Nagarkar should know. In 1977 Nagarkar wrote ‘Bedtime Stories’ a scathing retelling of four stories from the Mahabharata. The play had a chorus that was represented by a Nazi , and the perpetrators on trial were the audience themselves. The play was attacked by the RSS even as rehearsals themselves became an impossibility , to say nothing of an actual performance. But then Nagarkar’s non novelistic endeavours have always been somewhat jinxed. The famous Bombay novel ‘Ravan and Eddie’ began life as a screenplay for Dev Benegal, but was abandoned mid-way. And in this latest book Zia’s novelist brother Amanat has a run in with a couple of such fickle film producers who “keep him hanging for months on end, destroying whatever fragment of self esteem he had left”. Why does this happen , I ask him ? Maybe they are just horrid people , he replies post a thoughtful pause. Yet Nagarkar confesses he is still extremely fond of Benegal, even though the two scarcely speak.
Like Nagarkar and the Marathi establishment. Once hailed as a shining gem of Marathi literature, Nagarkar reveals how today he is persona non grata . It’s an episode that has been particularly painful for this Marathi writer. Right from 1991 when Nagarkar was in Chicago on a fellowship (“cleaning bathrooms “, he tells me in another delightful aside “the fellowship was so shoe string”). That’s when he made the decision to switch languages “For days I couldn’t get out of bed “, he confesses , “the move seemed a betrayal”. And yet Marathi readership with its abysmal numbers was slowly killing the writer in him. Nagarkar hadn’t written for 12 years. As he explains,“ Saat sakkam trechalis’ is called a milestone in Marathi lit… But what’s the use of a milestone if it sells only 1500 copies in 25 years?” .
I ask him how he spent those non writing years . “We struggled to make ends meet, he confesses. Arun ( Kolatkar, the poet) and I were partners for 20 years. We wrote ad copy but then our agency closed down,. We were out of a job. We’d go around together, and we just would not get any work – me in my kurta pajama, Arun with his long hair .God knows why, he, Arun had a reputation for unreliability. Our rejection fee used to be Rs.1500 for an assignment and Rs.3000 if our work was accepted. Somehow we got by. And now after his death Arun gets all this recognition. What damn use is it ?”

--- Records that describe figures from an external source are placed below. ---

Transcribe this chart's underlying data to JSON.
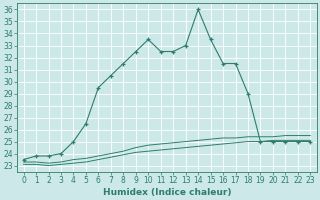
{
  "xlabel": "Humidex (Indice chaleur)",
  "background_color": "#cde8e8",
  "line_color": "#2e7d6e",
  "xlim_min": -0.5,
  "xlim_max": 23.5,
  "ylim_min": 22.5,
  "ylim_max": 36.5,
  "x": [
    0,
    1,
    2,
    3,
    4,
    5,
    6,
    7,
    8,
    9,
    10,
    11,
    12,
    13,
    14,
    15,
    16,
    17,
    18,
    19,
    20,
    21,
    22,
    23
  ],
  "y_main": [
    23.5,
    23.8,
    23.8,
    24.0,
    25.0,
    26.5,
    29.5,
    30.5,
    31.5,
    32.5,
    33.5,
    32.5,
    32.5,
    33.0,
    36.0,
    33.5,
    31.5,
    31.5,
    29.0,
    25.0,
    25.0,
    25.0,
    25.0,
    25.0
  ],
  "y_line2": [
    23.3,
    23.3,
    23.2,
    23.3,
    23.5,
    23.6,
    23.8,
    24.0,
    24.2,
    24.5,
    24.7,
    24.8,
    24.9,
    25.0,
    25.1,
    25.2,
    25.3,
    25.3,
    25.4,
    25.4,
    25.4,
    25.5,
    25.5,
    25.5
  ],
  "y_line3": [
    23.1,
    23.1,
    23.0,
    23.1,
    23.2,
    23.3,
    23.5,
    23.7,
    23.9,
    24.1,
    24.2,
    24.3,
    24.4,
    24.5,
    24.6,
    24.7,
    24.8,
    24.9,
    25.0,
    25.0,
    25.1,
    25.1,
    25.1,
    25.1
  ],
  "yticks": [
    23,
    24,
    25,
    26,
    27,
    28,
    29,
    30,
    31,
    32,
    33,
    34,
    35,
    36
  ],
  "grid_color": "#b8d8d8",
  "tick_fontsize": 5.5,
  "xlabel_fontsize": 6.5
}
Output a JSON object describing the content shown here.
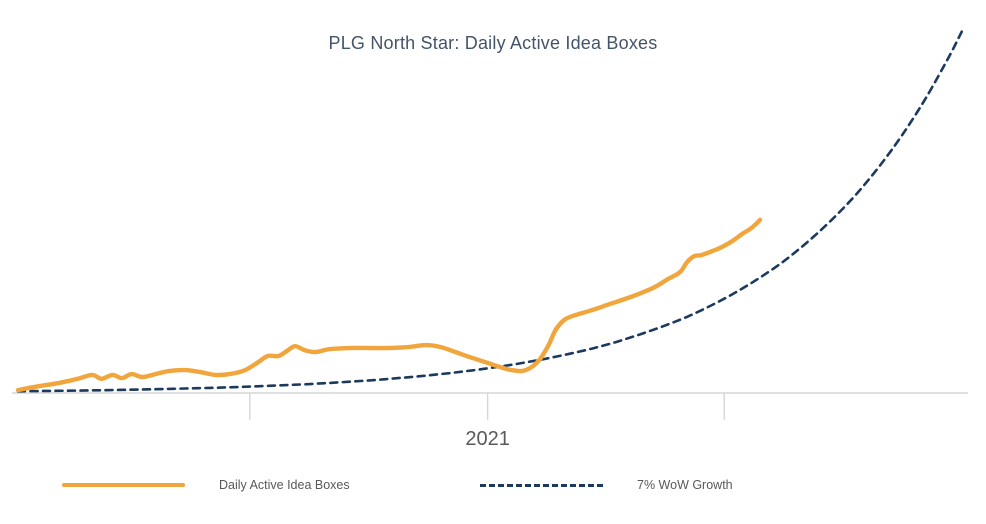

So will this new book change all of this ? ‘God’s Little Soldier’ is contemporary. It’s come after eight years of writes and rewrites. “I struggled”, Nagarkar explains “with the character of Zia.” The first draft, 800 pages plus and handwritten, was rejected when Nagarkar realised that the rigid idealistic terrorist hero he had created could take no humour. Zia was emerging as a vastly different character from the tongue in cheek chawl boys in Ravan and Eddie. Where Ravan and Eddie coped with recognizable evils like errant fathers and school bullies with zing, Zia created his own monsters. Like keeping Ramadan to please his aunt, by pretending to eat (to satisfy his liberal Muslim parents) and then throwing up post every meal. Or by flagellating himself. All of which makes ‘God’s Little Soldier’ very dramatic. Also cinematic, as locales move from Bombay to Cambridge and then worlds away to a Trappist monastery atop a ledge of the Sierra Nevada mountains. It’s been described a book which has the ideas and events for three or four different novels, and certainly as you follow Zia through his childhood , and see him moving from Cambridge dons to gay priests to arms dealing god men, you begin to see why. Colourful, kaleidoscopic and quite the dance of life, even if it is macabre.